Performance parameters analysis in 2D - sensitivity analysis: convergence level and boundary condition at the water-air interface
Objective
The preliminary simulation experiments suggested that the results are sensitive to the residual levels the solutions converged to and the boundary conditions defined at the water-air interface. A more detailed sensitivity analysis is discussed in this section to exam the accuracy and validity of the results obtained in the simulation experiments section, with respect to the above two conditions.
Methods and Procedures
An h/b ratio=5 was chosen for both the cases with symmetry(frictionless) and wall(no slip)boundary condition defined at the water-air interface.
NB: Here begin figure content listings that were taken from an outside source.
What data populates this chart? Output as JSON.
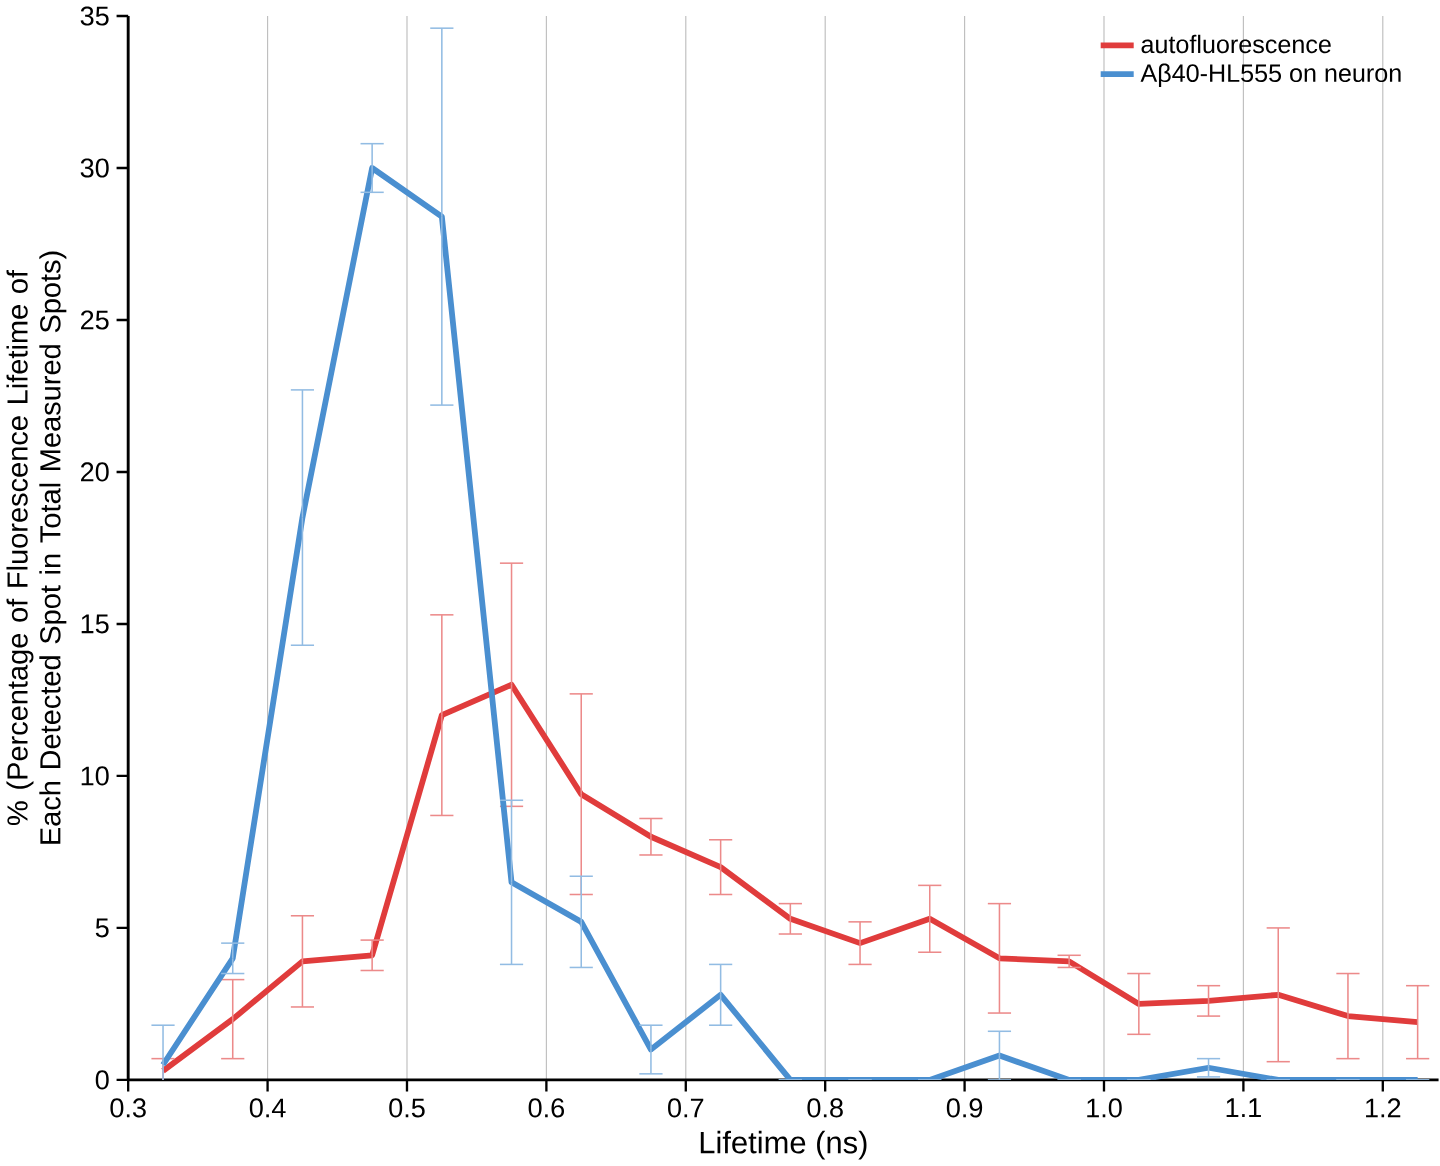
{
  "chart_data": {
    "type": "line",
    "xlabel": "Lifetime (ns)",
    "ylabel": "% (Percentage of Fluorescence Lifetime of Each Detected Spot in Total Measured Spots)",
    "x": [
      0.325,
      0.375,
      0.425,
      0.475,
      0.525,
      0.575,
      0.625,
      0.675,
      0.725,
      0.775,
      0.825,
      0.875,
      0.925,
      0.975,
      1.025,
      1.075,
      1.125,
      1.175,
      1.225
    ],
    "series": [
      {
        "name": "autofluorescence",
        "color": "#e03c3c",
        "values": [
          0.3,
          2,
          3.9,
          4.1,
          12,
          13,
          9.4,
          8,
          7,
          5.3,
          4.5,
          5.3,
          4,
          3.9,
          2.5,
          2.6,
          2.8,
          2.1,
          1.9
        ],
        "errors": [
          0.4,
          1.3,
          1.5,
          0.5,
          3.3,
          4,
          3.3,
          0.6,
          0.9,
          0.5,
          0.7,
          1.1,
          1.8,
          0.2,
          1,
          0.5,
          2.2,
          1.4,
          1.2
        ]
      },
      {
        "name": "Aβ40-HL555 on neuron",
        "color": "#4a8fd0",
        "values": [
          0.5,
          4,
          18.5,
          30,
          28.4,
          6.5,
          5.2,
          1,
          2.8,
          0,
          0,
          0,
          0.8,
          0,
          0,
          0.4,
          0,
          0,
          0
        ],
        "errors": [
          1.3,
          0.5,
          4.2,
          0.8,
          6.2,
          2.7,
          1.5,
          0.8,
          1,
          null,
          null,
          null,
          0.8,
          null,
          null,
          0.3,
          null,
          null,
          null
        ]
      }
    ],
    "xlim": [
      0.3,
      1.24
    ],
    "ylim": [
      0,
      35
    ],
    "xticks": [
      {
        "value": 0.3,
        "label": "0.3"
      },
      {
        "value": 0.4,
        "label": "0.4"
      },
      {
        "value": 0.5,
        "label": "0.5"
      },
      {
        "value": 0.6,
        "label": "0.6"
      },
      {
        "value": 0.7,
        "label": "0.7"
      },
      {
        "value": 0.8,
        "label": "0.8"
      },
      {
        "value": 0.9,
        "label": "0.9"
      },
      {
        "value": 1.0,
        "label": "1.0"
      },
      {
        "value": 1.1,
        "label": "1.1"
      },
      {
        "value": 1.2,
        "label": "1.2"
      }
    ],
    "yticks": [
      0,
      5,
      10,
      15,
      20,
      25,
      30,
      35
    ],
    "grid": "x",
    "legend": "top right",
    "marker": "none",
    "line_style": "solid"
  }
}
The solution data were saved for both simulations cases at the residual levels of e-4, e-5 and e-6 were saved and the respondant performance parameters were calculated. (Refer to Method and Procedures sections of either simulation experiments section or preliminary simulation experiments section for the creation of geometries and meshes, and the report summaries about all FLUENT settings).
The choices of h/b=5 and residual levels are decided based on the following:
- The optimal h/b were shown to be 3~5.
- Symmetry boundary condition cases had difficulty in converging to e-5, and e-4 in some cases.
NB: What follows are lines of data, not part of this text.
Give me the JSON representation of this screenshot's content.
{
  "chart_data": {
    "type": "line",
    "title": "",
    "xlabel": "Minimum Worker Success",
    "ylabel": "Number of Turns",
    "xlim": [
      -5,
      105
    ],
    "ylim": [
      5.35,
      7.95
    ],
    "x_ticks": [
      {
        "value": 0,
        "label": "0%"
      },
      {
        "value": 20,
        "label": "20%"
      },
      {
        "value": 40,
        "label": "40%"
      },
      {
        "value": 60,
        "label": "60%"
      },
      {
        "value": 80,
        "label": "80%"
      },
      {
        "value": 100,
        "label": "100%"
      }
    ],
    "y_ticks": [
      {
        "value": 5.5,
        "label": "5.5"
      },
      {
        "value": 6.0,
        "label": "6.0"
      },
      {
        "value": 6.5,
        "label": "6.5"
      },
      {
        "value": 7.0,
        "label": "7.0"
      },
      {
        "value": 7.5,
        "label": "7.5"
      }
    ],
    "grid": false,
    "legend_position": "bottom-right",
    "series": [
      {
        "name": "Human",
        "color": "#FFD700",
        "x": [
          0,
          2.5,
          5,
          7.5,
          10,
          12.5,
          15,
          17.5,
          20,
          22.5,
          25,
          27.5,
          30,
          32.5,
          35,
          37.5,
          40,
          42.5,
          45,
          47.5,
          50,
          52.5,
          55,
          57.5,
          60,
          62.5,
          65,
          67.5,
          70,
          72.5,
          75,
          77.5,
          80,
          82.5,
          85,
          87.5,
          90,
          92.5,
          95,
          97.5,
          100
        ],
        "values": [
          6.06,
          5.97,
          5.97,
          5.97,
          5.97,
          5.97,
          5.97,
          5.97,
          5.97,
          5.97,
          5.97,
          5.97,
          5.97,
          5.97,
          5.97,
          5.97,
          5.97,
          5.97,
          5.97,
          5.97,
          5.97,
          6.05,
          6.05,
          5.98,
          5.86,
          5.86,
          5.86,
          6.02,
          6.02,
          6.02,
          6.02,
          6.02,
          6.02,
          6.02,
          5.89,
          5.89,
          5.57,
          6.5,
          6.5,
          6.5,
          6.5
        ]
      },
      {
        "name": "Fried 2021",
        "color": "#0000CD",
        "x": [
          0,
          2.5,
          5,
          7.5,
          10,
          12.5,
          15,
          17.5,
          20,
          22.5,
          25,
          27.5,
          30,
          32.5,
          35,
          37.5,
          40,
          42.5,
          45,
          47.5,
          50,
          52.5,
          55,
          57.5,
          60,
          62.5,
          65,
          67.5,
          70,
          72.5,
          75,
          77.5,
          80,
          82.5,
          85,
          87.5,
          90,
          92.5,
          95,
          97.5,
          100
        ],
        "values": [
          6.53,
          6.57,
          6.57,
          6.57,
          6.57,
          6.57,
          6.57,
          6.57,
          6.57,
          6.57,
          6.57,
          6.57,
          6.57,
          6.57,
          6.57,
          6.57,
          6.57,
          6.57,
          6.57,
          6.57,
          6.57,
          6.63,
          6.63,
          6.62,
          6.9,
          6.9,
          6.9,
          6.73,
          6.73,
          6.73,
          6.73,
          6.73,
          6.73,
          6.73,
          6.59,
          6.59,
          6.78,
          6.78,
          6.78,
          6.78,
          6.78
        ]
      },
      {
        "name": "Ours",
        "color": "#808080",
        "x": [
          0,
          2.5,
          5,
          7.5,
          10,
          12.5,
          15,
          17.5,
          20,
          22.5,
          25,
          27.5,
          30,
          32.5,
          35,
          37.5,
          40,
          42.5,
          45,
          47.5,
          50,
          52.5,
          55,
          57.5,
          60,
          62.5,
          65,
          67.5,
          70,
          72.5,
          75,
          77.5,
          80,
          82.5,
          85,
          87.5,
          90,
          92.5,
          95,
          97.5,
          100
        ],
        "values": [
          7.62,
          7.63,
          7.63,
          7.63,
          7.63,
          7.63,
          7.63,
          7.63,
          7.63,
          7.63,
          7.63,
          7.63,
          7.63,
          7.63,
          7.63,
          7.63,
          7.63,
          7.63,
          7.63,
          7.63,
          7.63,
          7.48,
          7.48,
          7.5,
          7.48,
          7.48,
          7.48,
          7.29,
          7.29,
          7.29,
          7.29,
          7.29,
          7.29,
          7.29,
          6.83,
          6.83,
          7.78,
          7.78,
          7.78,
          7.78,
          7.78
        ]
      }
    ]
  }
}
- The results change little from e-5 to e-6.
Results and Discussions
Click here for the results of the 2 series of cases, completely summarized in the last two worksheet of the Excel workbook.
Convergenc level
As shown in the workbook, the contour of energy dissipation rate changed little judging from eyeball examination between different convergence levels, but the calculated performance parameters still showed some variability as the convergence level changes. However, they stablized from e-5 to e-6.
Boundary conditions
A larger varibility was shown in the parameters when compared between symmetry and wall boundary conditions, while little differences were observed in the energy dissipation contours with bare eyes. However, the variability are still within an acceptable ranging in terms of a varieity of other uncertainties in the practice of design and operation.
Convergence rate
The iteration steps needed for each cases at the three different convergence levels:
The above table suggests the case with wall boundary condition converges a lot faster
More comments
Also note that in all these cases the solutions were obtained by directly iterating towards e-6 with second order scheme, instead of the normal practice: iterating with first order to obtain an good initial guess and then with second order for more accurate values.
Conclusions
- e-6 is a residual level where the solutions are stablized.
- Using wall boundary condition to replace the symmetry boundary condition is justifiable.
- Wall boundary condition makes iteration converge a lot faster.
- A residual of e-6 could be obtained by directly iterate toward e-6 with second order scheme.